The mother stood up from her seat. She was the last to approach the cold shell of the child. She walked towards the coffin slowly, then hunched over the merciless wood that was soon going to slide shut over the face she loved. The sound of her sobs reached my eardrums once again, this time, accompanied by quiet whispers that left her lips in a litany which she raised to the skies.

Is that prayer meant for her Moon or is it meant for us?

Closing my eyes, pressing my hands against my ears, thinking about all the things these people did to me, trying to remember my hate for every cruel, dreadful act and word they showered me with....

Her sobs felt like arrows struck inside my heart. I couldn't deafen her pleas for him to come back.

'Come back.... come back.... come back....' like a relentless echo inside my mind, it wouldn't stop.

Cupping my face in my palms, I pretended that I couldn't feel it, that there wasn't liquid saturating my skin, that the tears were not there, that the fault wasn't mine.

I was sinking deeper into insanity. I was going to lose it if it didn't stop. Shame and guilt and so many other feelings were surfacing like the tides bringing lost memories to the shore. My sea was filled with these feelings. It was spitting them all on the sand.

Drying my tears with my sleeve, I rose from my seat and pushed my way through the emotions and out of the city chapel.

The pack's odd, angry stares followed me on my way outside. Perhaps, they wanted me to stay and suffer as much as they did, but I couldn't stay. I couldn't join in their private pain because I was the reason.

I swallowed my tears, closed the door behind me and leaned against the wall of the chapel.

I stayed out for a long time and watched the night falling across the land I'd once called my home, only the street' lights and the one She was shedding illuminating the calm as no wolf but patrols walked outside instead of being at the parting ceremony.
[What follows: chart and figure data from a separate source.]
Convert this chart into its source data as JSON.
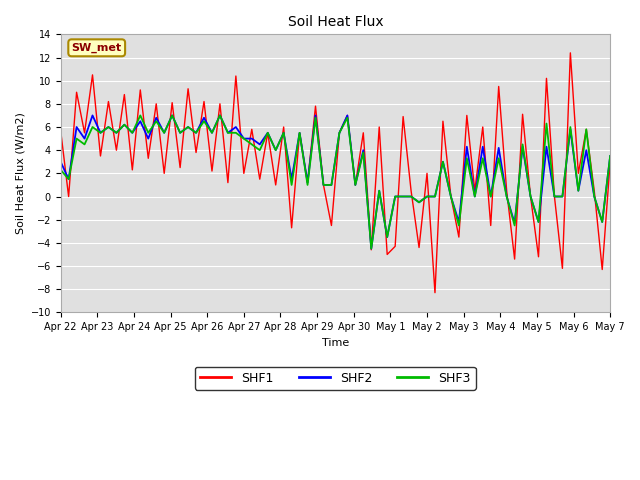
{
  "title": "Soil Heat Flux",
  "ylabel": "Soil Heat Flux (W/m2)",
  "xlabel": "Time",
  "ylim": [
    -10,
    14
  ],
  "yticks": [
    -10,
    -8,
    -6,
    -4,
    -2,
    0,
    2,
    4,
    6,
    8,
    10,
    12,
    14
  ],
  "background_color": "#ffffff",
  "plot_bg_color": "#e0e0e0",
  "grid_color": "#ffffff",
  "legend_label": "SW_met",
  "legend_text_color": "#8b0000",
  "legend_box_color": "#ffffc0",
  "line_colors": {
    "SHF1": "#ff0000",
    "SHF2": "#0000ff",
    "SHF3": "#00bb00"
  },
  "xtick_labels": [
    "Apr 22",
    "Apr 23",
    "Apr 24",
    "Apr 25",
    "Apr 26",
    "Apr 27",
    "Apr 28",
    "Apr 29",
    "Apr 30",
    "May 1",
    "May 2",
    "May 3",
    "May 4",
    "May 5",
    "May 6",
    "May 7"
  ],
  "SHF1": [
    5.7,
    0.0,
    9.0,
    5.5,
    10.5,
    3.5,
    8.2,
    4.0,
    8.8,
    2.3,
    9.2,
    3.3,
    8.0,
    2.0,
    8.1,
    2.5,
    9.3,
    3.8,
    8.2,
    2.2,
    8.0,
    1.2,
    10.4,
    2.0,
    5.8,
    1.5,
    5.5,
    1.0,
    6.0,
    -2.7,
    5.5,
    1.2,
    7.8,
    1.0,
    -2.5,
    5.5,
    7.0,
    1.0,
    5.5,
    -4.6,
    6.0,
    -5.0,
    -4.3,
    6.9,
    0.5,
    -4.4,
    2.0,
    -8.3,
    6.5,
    0.0,
    -3.5,
    7.0,
    0.5,
    6.0,
    -2.5,
    9.5,
    0.5,
    -5.4,
    7.1,
    0.0,
    -5.2,
    10.2,
    0.0,
    -6.2,
    12.4,
    2.0,
    5.8,
    0.5,
    -6.3,
    3.0
  ],
  "SHF2": [
    3.0,
    1.5,
    6.0,
    5.0,
    7.0,
    5.5,
    6.0,
    5.5,
    6.2,
    5.5,
    6.5,
    5.0,
    6.8,
    5.5,
    7.0,
    5.5,
    6.0,
    5.5,
    6.8,
    5.5,
    7.0,
    5.5,
    6.0,
    5.0,
    5.0,
    4.5,
    5.5,
    4.0,
    5.5,
    1.5,
    5.5,
    1.2,
    7.0,
    1.0,
    1.0,
    5.5,
    7.0,
    1.0,
    4.0,
    -4.5,
    0.5,
    -3.5,
    0.0,
    0.0,
    0.0,
    -0.5,
    0.0,
    0.0,
    3.0,
    0.0,
    -2.2,
    4.3,
    0.0,
    4.3,
    0.0,
    4.2,
    0.0,
    -2.3,
    4.3,
    0.0,
    -2.2,
    4.3,
    0.0,
    0.0,
    5.8,
    0.5,
    4.0,
    0.0,
    -2.2,
    3.5
  ],
  "SHF3": [
    2.3,
    1.5,
    5.0,
    4.5,
    6.0,
    5.5,
    6.0,
    5.5,
    6.2,
    5.5,
    7.0,
    5.5,
    6.5,
    5.5,
    7.0,
    5.5,
    6.0,
    5.5,
    6.5,
    5.5,
    7.0,
    5.5,
    5.5,
    5.0,
    4.5,
    4.0,
    5.5,
    4.0,
    5.5,
    1.0,
    5.5,
    1.0,
    6.8,
    1.0,
    1.0,
    5.5,
    6.8,
    1.0,
    3.8,
    -4.5,
    0.5,
    -3.5,
    0.0,
    0.0,
    0.0,
    -0.5,
    0.0,
    0.0,
    3.0,
    0.0,
    -2.5,
    3.3,
    0.0,
    3.3,
    0.0,
    3.3,
    0.0,
    -2.5,
    4.5,
    0.0,
    -2.2,
    6.3,
    0.0,
    0.0,
    6.0,
    0.5,
    5.8,
    0.0,
    -2.2,
    3.5
  ]
}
The ones who kept us safe frequented no pack's gatherings. They were free to roam and kill the perpetrators, or even the ones who tried to escape. Free to forget their own lives as they lived for others.
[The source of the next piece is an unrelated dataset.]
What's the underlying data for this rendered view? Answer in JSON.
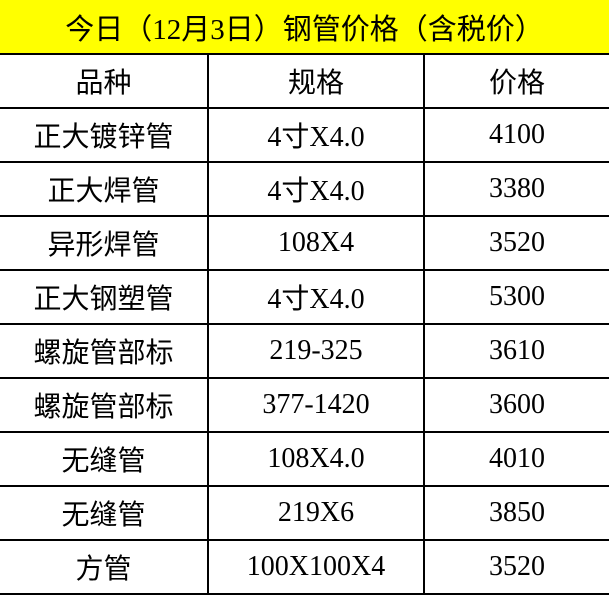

I wished I could do that and live without the feelings poisoning everything in me. Instead, I had to wait for the ceremony to be finished and then people to gather for the pack meeting.

Too soon, people started exiting the chapel. The ceremony had ended and all that was left to do now was bury the boy but not tonight. Tonight, the mother was going to stay next to her lost child and wake over him.

A few minutes later, my almost friends found me amongst the crowd. It was Micah who ventured to pull me to her side, not really into a hug but close enough for me to feel her warmth. As if knowing I needed reassurance, she let me have hers without asking why as we followed the pack's procession toward the packhouse.

It was a long walk, a walk of sorrow and grief. The minutes dragged as slowly as we dragged our feet. In silence.

I hadn't been present to a meeting since Alpha took over the pack but I knew where those were usually held. He was using the same chamber my step dad had. It was the most spacious place inside this packhouse, a dancing room back when my mother was still alive, it was turned into a pack meeting commodity soon after she was gone.

Our group sat at the back, the pack taking the rest of available places as Regan climbed upon the stage in front of the roomful of wolves. A few minutes later, the crowd stilled, expectant of Alpha's announcement.

Observing him carefully, I didn't gauge any sign that he was nervous or worried about the situation. Holed up inside himself, he kept blocking each and every probe from my part.

"I'm putting the pack on lock-down until we deal with the perpetrators," he declared without actually saying who the perpetrators were. "No coming in or going out of pack's territory. No leaving your homes unattended and no staying out after sundown."

There was unbending resolve in his voice. The calm facade slipped from his face and was replaced by that look, the one that said 'you'd whether bend or die'. This was the Alpha I knew. This was the man who broke me—his mate and the proud girl who had a was supposed to become an alpha one day. A day when he didn't exist in her world.

This was the man who crushed her and now he was doing the same to his own pack by taking their liberty away.

I had a feeling they were not going to sit back and let him do that.